Genome sequencing, assembly, and bioinformatic analysis.

Genome DNA was extracted from overnight culture and subjected to whole-genome sequencing using both the HiSeq platform (Illumina, San Diego, CA) and a Nanopore PromethION (Oxford Nanopore Technologies, Oxford, United Kingdom). Illumina and Nanopore sequencing reads were hybrid-assembled using Unicycler v0.3.0. Plasmids sequences were annotated using RAST v2.0 along with BLASTp/BLASTn searches (rapid annotation using subsystem technology [http://rast.nmpdr.org]). The sequences of the K186 chromosome and plasmids (namely, pK186_1, pK186_2, and pK186_KPC) were deposited in GenBank under four accession numbers, CP076518 to CP076521.
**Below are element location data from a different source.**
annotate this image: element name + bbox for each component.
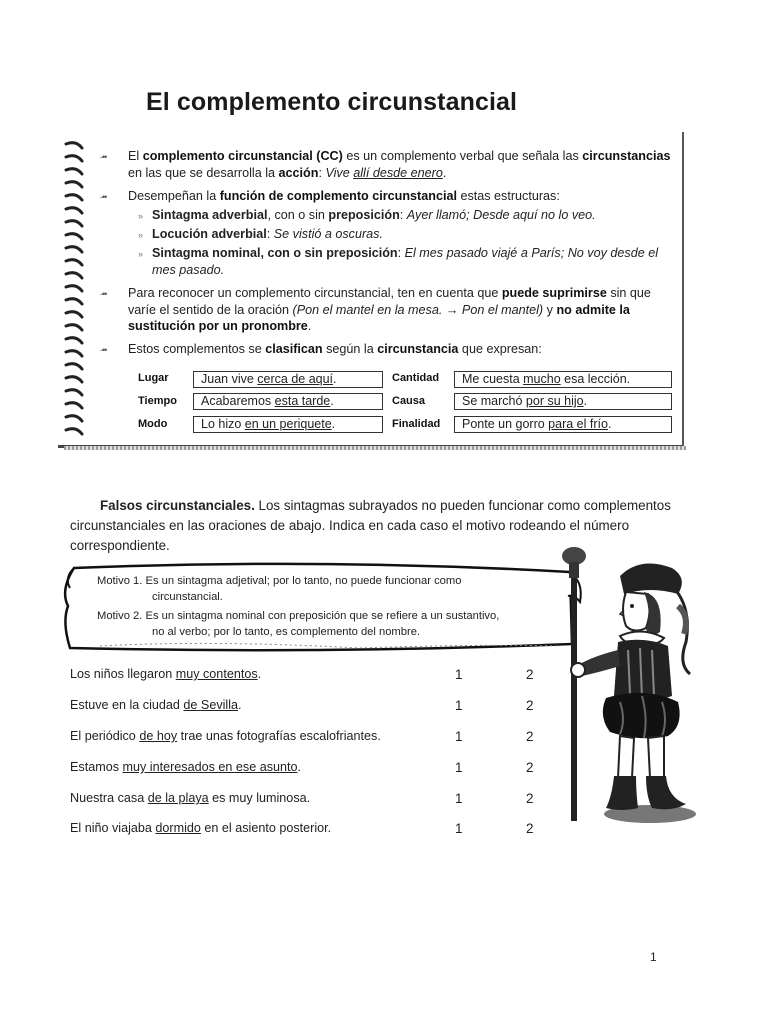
row-label: Lugar — [138, 372, 169, 384]
text: es un complemento verbal que señala las — [342, 149, 583, 163]
sub-bullet-icon: » — [138, 211, 144, 221]
text: Me cuesta — [462, 372, 524, 386]
option-1[interactable]: 1 — [455, 821, 463, 836]
option-2[interactable]: 2 — [526, 791, 534, 806]
bullet-icon: -•• — [100, 192, 107, 202]
underlined-text: mucho — [523, 372, 561, 386]
text: : — [266, 227, 274, 241]
example: Se vistió a oscuras. — [273, 227, 383, 241]
sub-bullet-icon: » — [138, 230, 144, 240]
text: . — [238, 698, 242, 712]
text: Ponte un gorro — [462, 417, 549, 431]
option-2[interactable]: 2 — [526, 698, 534, 713]
underlined-text: cerca de aquí — [257, 372, 334, 386]
text: Estamos — [70, 760, 123, 774]
underlined-text: para el frío — [548, 417, 608, 431]
row-label: Causa — [392, 395, 426, 407]
text: : — [397, 246, 405, 260]
option-1[interactable]: 1 — [455, 791, 463, 806]
sub-item-locucion — [152, 226, 682, 243]
list-item — [70, 791, 310, 805]
text: Se marchó — [462, 394, 526, 408]
example-box — [454, 393, 672, 410]
text-bold: circunstancia — [377, 342, 459, 356]
text: Juan vive — [201, 372, 258, 386]
bullet-icon: -•• — [100, 289, 107, 299]
sub-item-adverbial — [152, 207, 682, 224]
text-bold: circunstancias — [582, 149, 671, 163]
text-bold: función de complemento circunstancial — [219, 189, 457, 203]
paragraph-recognize — [128, 285, 676, 335]
text-bold: acción — [278, 165, 319, 180]
example-box — [454, 371, 672, 388]
text: . — [331, 417, 336, 431]
text: El niño viajaba — [70, 821, 156, 835]
paragraph-functions — [128, 188, 676, 205]
text: Nuestra casa — [70, 791, 148, 805]
text: Estuve en la ciudad — [70, 698, 184, 712]
option-2[interactable]: 2 — [526, 821, 534, 836]
underlined-text: muy interesados en ese asunto — [122, 760, 298, 774]
text: . — [330, 394, 334, 408]
text: El — [128, 149, 143, 163]
page-title: El complemento circunstancial — [146, 88, 518, 116]
text-bold: clasifican — [265, 342, 323, 356]
text: , con o sin — [267, 208, 329, 222]
text-bold: Sintagma nominal, con o sin preposición — [152, 246, 398, 260]
sub-item-nominal — [152, 245, 680, 278]
option-1[interactable]: 1 — [455, 760, 463, 775]
option-1[interactable]: 1 — [455, 667, 463, 682]
text: esa lección. — [560, 372, 631, 386]
option-2[interactable]: 2 — [526, 729, 534, 744]
motivo-1-line2: circunstancial. — [152, 591, 223, 603]
text: . — [583, 394, 588, 408]
bullet-icon: -•• — [100, 152, 107, 162]
underlined-text: dormido — [155, 821, 201, 835]
text-bold: Locución adverbial — [152, 227, 267, 241]
text-bold: preposición — [328, 208, 400, 222]
row-label: Cantidad — [392, 372, 440, 384]
example: El mes pasado viajé a París; No voy desde el mes pasado. — [152, 246, 659, 277]
list-item — [70, 760, 301, 774]
bullet-icon: -•• — [100, 345, 107, 355]
example-box — [193, 393, 383, 410]
example: Ayer llamó; Desde aquí no lo veo. — [406, 208, 596, 222]
page-number: 1 — [650, 950, 657, 964]
text: . — [607, 417, 612, 431]
row-label: Finalidad — [392, 418, 441, 430]
text: : — [318, 165, 326, 180]
text: trae unas fotografías escalofriantes. — [177, 729, 381, 743]
example-box — [193, 416, 383, 433]
text: en las que se desarrolla la — [128, 165, 279, 180]
text: Lo hizo — [201, 417, 245, 431]
exercise-heading: Falsos circunstanciales. — [100, 498, 255, 513]
text-bold: Sintagma adverbial — [152, 208, 268, 222]
underlined-text: de hoy — [139, 729, 178, 743]
example-underlined: allí desde enero — [353, 165, 443, 180]
text: es muy luminosa. — [208, 791, 311, 805]
text: y — [543, 302, 557, 317]
row-label: Modo — [138, 418, 168, 430]
example-box — [193, 371, 383, 388]
text-bold: puede suprimirse — [501, 286, 607, 300]
text: . — [442, 165, 447, 180]
text: Los niños llegaron — [70, 667, 176, 681]
text: que expresan: — [458, 342, 542, 356]
text: : — [399, 208, 407, 222]
card-shadow — [64, 446, 686, 450]
text: Los sintagmas subrayados no pueden funcionar como complementos circunstanciales en las oraciones de abajo. Indica en cada caso el motivo rodeando el número correspondiente. — [70, 498, 671, 553]
text: en el asiento posterior. — [200, 821, 332, 835]
option-1[interactable]: 1 — [455, 698, 463, 713]
option-2[interactable]: 2 — [526, 667, 534, 682]
underlined-text: en un periquete — [244, 417, 332, 431]
example: Vive — [325, 165, 354, 180]
text: . — [297, 760, 302, 774]
option-2[interactable]: 2 — [526, 760, 534, 775]
text: Estos complementos se — [128, 342, 266, 356]
text-bold: complemento circunstancial (CC) — [142, 149, 343, 163]
row-label: Tiempo — [138, 395, 177, 407]
text: . — [307, 319, 312, 333]
example: (Pon el mantel en la mesa. → Pon el mantel) — [292, 302, 544, 317]
text: sin que varíe el sentido de la oración — [128, 286, 651, 317]
text: Acabaremos — [201, 394, 275, 408]
underlined-text: esta tarde — [274, 394, 331, 408]
sub-bullet-icon: » — [138, 249, 144, 259]
example-box — [454, 416, 672, 433]
text: Para reconocer un complemento circunstancial, ten en cuenta que — [128, 286, 502, 300]
list-item — [70, 667, 261, 681]
motivo-2-line2: no al verbo; por lo tanto, es complemento del nombre. — [152, 626, 421, 638]
text-bold: no admite la sustitución por un pronombre — [128, 302, 630, 333]
underlined-text: por su hijo — [525, 394, 584, 408]
text: . — [333, 372, 337, 386]
motivo-1-line1: Motivo 1. Es un sintagma adjetival; por lo tanto, no puede funcionar como — [97, 575, 462, 587]
paragraph-definition — [128, 148, 676, 181]
underlined-text: de la playa — [147, 791, 209, 805]
option-1[interactable]: 1 — [455, 729, 463, 744]
underlined-text: de Sevilla — [183, 698, 239, 712]
list-item — [70, 698, 242, 712]
text: El periódico — [70, 729, 140, 743]
list-item — [70, 729, 381, 743]
list-item — [70, 821, 331, 835]
paragraph-classify — [128, 341, 676, 358]
knight-illustration — [560, 546, 700, 836]
motivo-2-line1: Motivo 2. Es un sintagma nominal con preposición que se refiere a un sustantivo, — [97, 610, 500, 622]
text: según la — [322, 342, 378, 356]
underlined-text: muy contentos — [175, 667, 258, 681]
text: . — [257, 667, 262, 681]
text: Desempeñan la — [128, 189, 220, 203]
text: estas estructuras: — [456, 189, 560, 203]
Plasmid incompatibility typing was determined using PlasmidFinder v1.3 (https://cge.cbs.dtu.dk/services/PlasmidFinder-1.3/). Antibiotic resistance determinants were examined using ResFinder v3.1 (https://cge.cbs.dtu.dk/services/ResFinder/). Chromosomal multilocus sequence typing (MLST), virulence loci (ybt, iro, iuc, rmpA, and rmpA2), and K and O antigen loci were typed using Kleborate v0·3·0 (https://github.com/katholt/Kleborate). ISfinder v2.0 (https://www-is.biotoul.fr/index.php) was used to determine insertion sequences. Easyfig v2.2.2 was used for multiple alignments of genomic loci. oriTfinder allowed us to detect the origins of transfer sites (42).

Growth curves.

To evaluate potential fitness costs, bacterial growth curves were determined. In brief, log-phase cultures (OD600 [optical density at 600 nm] adjusted to 0.5) were inoculated (1:1,000; vol/vol) in a 96-well glass-bottomed plate (supplemented with LB liquid medium, 200 μL/well). Subsequently, the plate was kept in a spectrophotometer (Spectrum Lab S32A) set at 37°C and shaken at 300 rpm for 24 h. The OD600 was determined at 1-h intervals.

Data availability.

The chromosome sequences of clinical isolate K186 of K. pneumoniae were deposited under the accession number CP076518. The three companion plasmids of K186 were pK186_1, pK186_2, and pK186_KPC, respectively. Plasmid sequences were deposited under the following accession numbers: CP076519 for pK186_1, CP076520 for pK186_2, and CP076521 for pK186_KPC.